Most people are either using the system or not. When they are, they get activity more frequently than once every 10 minutes, and then when they walk away, there's nothing for hours, so you may as well spin down.
SJI
February 18th, 2011, 08:30 PM
How on earth do you figure that? You would need to have an access pattern where you only touch the disk every 10-20 minutes, over and over for half the day, then don't touch it at all for the next 12 hours.
Most people are either using the system or not. When they are, they get activity more frequently than once every 10 minutes, and then when they walk away, there's nothing for hours, so you may as well spin down.
I work on my local drives almost all of the time and periodically I update lan storage. Easily giving over 10 minutes between accesses to the shares.

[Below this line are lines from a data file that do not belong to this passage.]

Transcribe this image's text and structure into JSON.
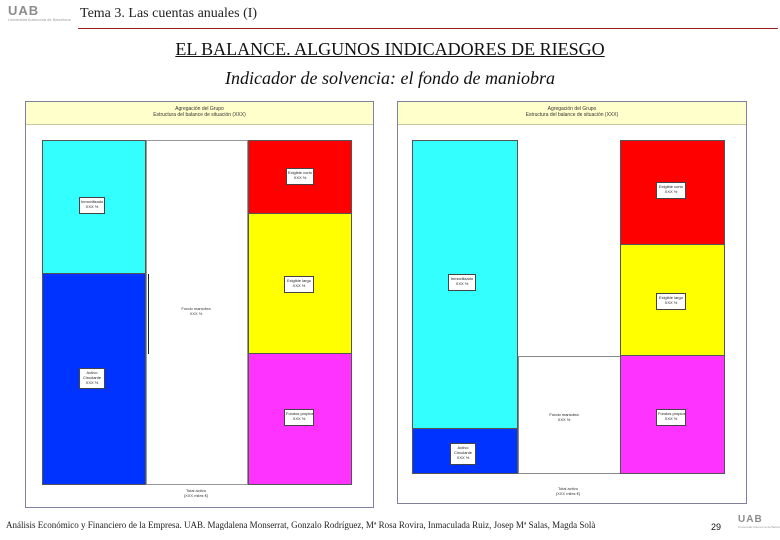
{
  "header": {
    "logo_text": "UAB",
    "logo_subtext": "Universitat Autònoma de Barcelona",
    "course_title": "Tema 3. Las cuentas anuales (I)"
  },
  "main_title": "EL BALANCE. ALGUNOS INDICADORES DE RIESGO",
  "subtitle": "Indicador de solvencia: el fondo de maniobra",
  "left_panel": {
    "header_line1": "Agregación del Grupo",
    "header_line2": "Estructura del balance de situación (XXX)",
    "labels": {
      "red_label_line1": "Exigible corto",
      "red_label_line2": "XXX %",
      "cyan_label_line1": "Inmovilizado",
      "cyan_label_line2": "XXX %",
      "yellow_label_line1": "Exigible largo",
      "yellow_label_line2": "XXX %",
      "middle_label_line1": "Fondo maniobra",
      "middle_label_line2": "XXX %",
      "blue_label_line1": "Activo",
      "blue_label_line2": "Circulante",
      "blue_label_line3": "XXX %",
      "magenta_label_line1": "Fondos propios",
      "magenta_label_line2": "XXX %"
    },
    "footer_line1": "Total activo",
    "footer_line2": "(XXX miles €)"
  },
  "right_panel": {
    "header_line1": "Agregación del Grupo",
    "header_line2": "Estructura del balance de situación (XXX)",
    "labels": {
      "red_label_line1": "Exigible corto",
      "red_label_line2": "XXX %",
      "cyan_label_line1": "Inmovilizado",
      "cyan_label_line2": "XXX %",
      "yellow_label_line1": "Exigible largo",
      "yellow_label_line2": "XXX %",
      "white_label_line1": "Fondo maniobra",
      "white_label_line2": "XXX %",
      "blue_label_line1": "Activo",
      "blue_label_line2": "Circulante",
      "blue_label_line3": "XXX %",
      "magenta_label_line1": "Fondos propios",
      "magenta_label_line2": "XXX %"
    },
    "footer_line1": "Total activo",
    "footer_line2": "(XXX miles €)"
  },
  "colors": {
    "cyan": "#33ffff",
    "blue": "#0033ff",
    "red": "#ff0000",
    "yellow": "#ffff00",
    "magenta": "#ff33ff",
    "panel_header": "#ffffcc",
    "rule": "#9b1c1c"
  },
  "footer": {
    "credits": "Análisis Económico y Financiero de la Empresa. UAB. Magdalena Monserrat, Gonzalo Rodríguez, Mª Rosa Rovira, Inmaculada Ruiz, Josep Mª Salas, Magda Solà",
    "page_number": "29",
    "logo_text": "UAB",
    "logo_subtext": "Universitat Autònoma de Barcelona"
  }
}
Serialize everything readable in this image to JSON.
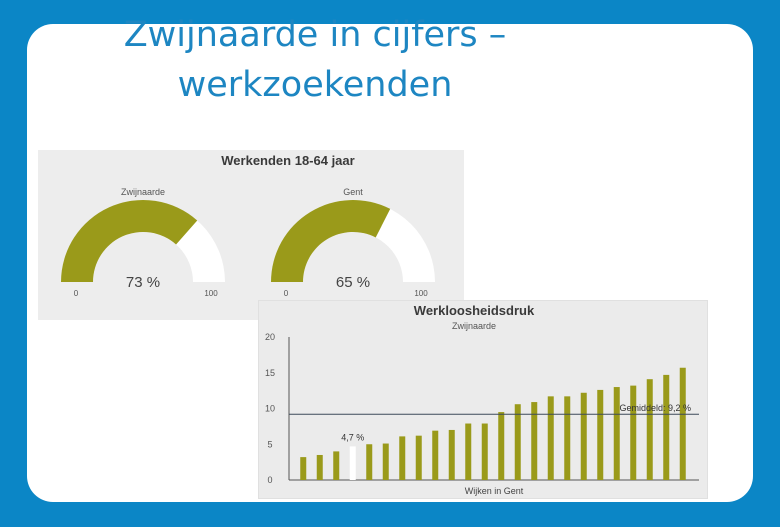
{
  "slide": {
    "title_line1": "Zwijnaarde in cijfers –",
    "title_line2": "werkzoekenden"
  },
  "colors": {
    "background": "#0b86c6",
    "title": "#1d86c2",
    "olive": "#9a9a1a",
    "highlight_bar": "#ffffff",
    "average_line": "#3d4a5a"
  },
  "chart_data": [
    {
      "type": "gauge",
      "title": "Werkenden 18-64 jaar",
      "gauges": [
        {
          "label": "Zwijnaarde",
          "value": 73,
          "value_label": "73 %",
          "min_label": "0",
          "max_label": "100",
          "range": [
            0,
            100
          ]
        },
        {
          "label": "Gent",
          "value": 65,
          "value_label": "65 %",
          "min_label": "0",
          "max_label": "100",
          "range": [
            0,
            100
          ]
        }
      ]
    },
    {
      "type": "bar",
      "title": "Werkloosheidsdruk",
      "subtitle": "Zwijnaarde",
      "xlabel": "Wijken in Gent",
      "ylabel": "",
      "ylim": [
        0,
        20
      ],
      "yticks": [
        "0",
        "5",
        "10",
        "15",
        "20"
      ],
      "values": [
        3.2,
        3.5,
        4.0,
        4.7,
        5.0,
        5.1,
        6.1,
        6.2,
        6.9,
        7.0,
        7.9,
        7.9,
        9.5,
        10.6,
        10.9,
        11.7,
        11.7,
        12.2,
        12.6,
        13.0,
        13.2,
        14.1,
        14.7,
        15.7
      ],
      "highlight_index": 3,
      "highlight_label": "4,7 %",
      "reference_line": {
        "value": 9.2,
        "label": "Gemiddeld: 9,2 %"
      }
    }
  ]
}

2hr spindown time suits my access pattern.
psusi
February 18th, 2011, 10:01 PM
I work on my local drives almost all of the time and periodically I update lan storage. Easily giving over 10 minutes between accesses to the shares.

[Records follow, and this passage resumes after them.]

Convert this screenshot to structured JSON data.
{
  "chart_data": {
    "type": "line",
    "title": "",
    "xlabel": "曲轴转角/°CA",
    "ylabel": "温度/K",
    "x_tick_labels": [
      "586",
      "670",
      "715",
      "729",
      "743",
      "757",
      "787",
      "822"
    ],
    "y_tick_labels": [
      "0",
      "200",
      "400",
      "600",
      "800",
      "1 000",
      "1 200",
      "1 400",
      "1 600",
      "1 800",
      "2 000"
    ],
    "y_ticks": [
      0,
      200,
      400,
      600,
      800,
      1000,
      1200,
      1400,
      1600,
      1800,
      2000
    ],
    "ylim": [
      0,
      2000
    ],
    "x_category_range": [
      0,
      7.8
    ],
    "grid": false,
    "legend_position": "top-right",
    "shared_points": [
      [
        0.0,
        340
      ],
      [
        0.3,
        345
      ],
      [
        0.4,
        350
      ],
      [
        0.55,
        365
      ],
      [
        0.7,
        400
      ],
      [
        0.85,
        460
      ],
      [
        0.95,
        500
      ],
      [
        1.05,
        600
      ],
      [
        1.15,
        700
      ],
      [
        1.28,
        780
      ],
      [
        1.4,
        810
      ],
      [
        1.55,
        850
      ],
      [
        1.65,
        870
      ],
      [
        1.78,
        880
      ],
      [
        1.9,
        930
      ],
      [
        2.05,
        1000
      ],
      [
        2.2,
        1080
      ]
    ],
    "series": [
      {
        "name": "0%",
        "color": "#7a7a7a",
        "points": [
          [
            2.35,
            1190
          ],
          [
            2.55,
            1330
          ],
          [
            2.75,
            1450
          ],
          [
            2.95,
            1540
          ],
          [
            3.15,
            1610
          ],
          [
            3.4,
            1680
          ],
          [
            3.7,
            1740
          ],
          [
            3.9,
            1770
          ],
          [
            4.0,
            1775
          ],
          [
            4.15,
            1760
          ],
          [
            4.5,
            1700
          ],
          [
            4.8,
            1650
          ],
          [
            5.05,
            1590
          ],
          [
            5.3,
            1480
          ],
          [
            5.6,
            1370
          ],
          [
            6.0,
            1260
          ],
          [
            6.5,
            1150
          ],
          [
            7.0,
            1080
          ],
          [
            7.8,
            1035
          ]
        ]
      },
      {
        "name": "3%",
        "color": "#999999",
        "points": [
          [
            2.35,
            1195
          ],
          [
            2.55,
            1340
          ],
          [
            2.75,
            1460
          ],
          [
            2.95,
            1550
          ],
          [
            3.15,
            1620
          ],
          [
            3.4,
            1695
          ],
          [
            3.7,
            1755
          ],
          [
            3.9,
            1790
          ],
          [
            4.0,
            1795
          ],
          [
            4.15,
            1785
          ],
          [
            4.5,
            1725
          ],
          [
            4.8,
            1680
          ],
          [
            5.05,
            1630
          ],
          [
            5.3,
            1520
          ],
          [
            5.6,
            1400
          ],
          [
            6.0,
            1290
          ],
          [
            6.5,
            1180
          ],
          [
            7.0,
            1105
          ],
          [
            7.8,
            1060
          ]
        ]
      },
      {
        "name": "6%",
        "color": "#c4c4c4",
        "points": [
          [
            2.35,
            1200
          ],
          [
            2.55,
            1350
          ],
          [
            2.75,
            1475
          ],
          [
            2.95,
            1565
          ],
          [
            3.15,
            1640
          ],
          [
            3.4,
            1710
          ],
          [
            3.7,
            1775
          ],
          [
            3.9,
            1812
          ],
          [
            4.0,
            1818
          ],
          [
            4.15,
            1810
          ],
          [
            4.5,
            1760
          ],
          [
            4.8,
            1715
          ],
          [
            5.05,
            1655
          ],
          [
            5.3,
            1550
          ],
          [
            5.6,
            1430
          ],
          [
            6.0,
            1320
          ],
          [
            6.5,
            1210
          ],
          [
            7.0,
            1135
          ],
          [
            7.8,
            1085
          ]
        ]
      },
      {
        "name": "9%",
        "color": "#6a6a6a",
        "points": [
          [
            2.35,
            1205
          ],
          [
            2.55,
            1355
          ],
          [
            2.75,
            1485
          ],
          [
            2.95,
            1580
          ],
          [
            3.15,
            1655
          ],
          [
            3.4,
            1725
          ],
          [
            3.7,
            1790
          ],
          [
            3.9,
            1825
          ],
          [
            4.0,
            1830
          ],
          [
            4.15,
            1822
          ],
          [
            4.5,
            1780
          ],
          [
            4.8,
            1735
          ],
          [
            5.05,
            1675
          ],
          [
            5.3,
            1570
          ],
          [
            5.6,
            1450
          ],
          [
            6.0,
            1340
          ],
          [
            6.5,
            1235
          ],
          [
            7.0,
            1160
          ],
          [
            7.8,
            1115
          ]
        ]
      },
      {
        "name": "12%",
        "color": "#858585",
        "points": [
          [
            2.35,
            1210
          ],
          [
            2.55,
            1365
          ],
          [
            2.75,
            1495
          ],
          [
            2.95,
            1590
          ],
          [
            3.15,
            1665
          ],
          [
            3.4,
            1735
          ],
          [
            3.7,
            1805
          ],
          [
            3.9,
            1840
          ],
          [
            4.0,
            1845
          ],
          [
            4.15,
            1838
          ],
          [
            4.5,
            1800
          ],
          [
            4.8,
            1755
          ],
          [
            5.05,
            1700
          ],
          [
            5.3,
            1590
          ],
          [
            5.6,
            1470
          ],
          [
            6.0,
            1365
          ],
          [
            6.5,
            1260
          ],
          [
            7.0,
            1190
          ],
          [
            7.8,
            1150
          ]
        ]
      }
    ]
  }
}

Then let it spin down after 2 minutes, then it can spend the next half hour resting ;)
A dozen or two start/stops a day won't hurt the drive.
SJI
February 18th, 2011, 10:21 PM
Then let it spin down after 2 minutes, then it can spend the next half hour resting ;)
A dozen or two start/stops a day won't hurt the drive.
Interestingly the minimum spindown time on a 1TB WD green drive is 10 minutes.
If you specify a -S value lower than this it assumes 10 minutes.
I've got a script running at the moment that will email me as each drive changes it's state. First drive has just gone to standby on queue :D
It should also show if the drives get woken up periodically overnight by errant processes.
jobsonandrew
September 28th, 2011, 08:48 PM
Thanks very much SJI for pointing out the 10 minute minimum value. I have a 2TB WD green power and used this command:
sudo hdparm -S121 /dev/sdb
10 mins plus 5 secs for good luck ;)
works very well. I understand that this isn't persistent after a reboot though, so I'll add the command to my /etc/rc.local
thanks again
rubylaser
September 28th, 2011, 08:58 PM
You could just add it to your /etc/hdparm.conf file like this...
/dev/sdb {
spindown_time = 121
}
That will run it automatically at boot.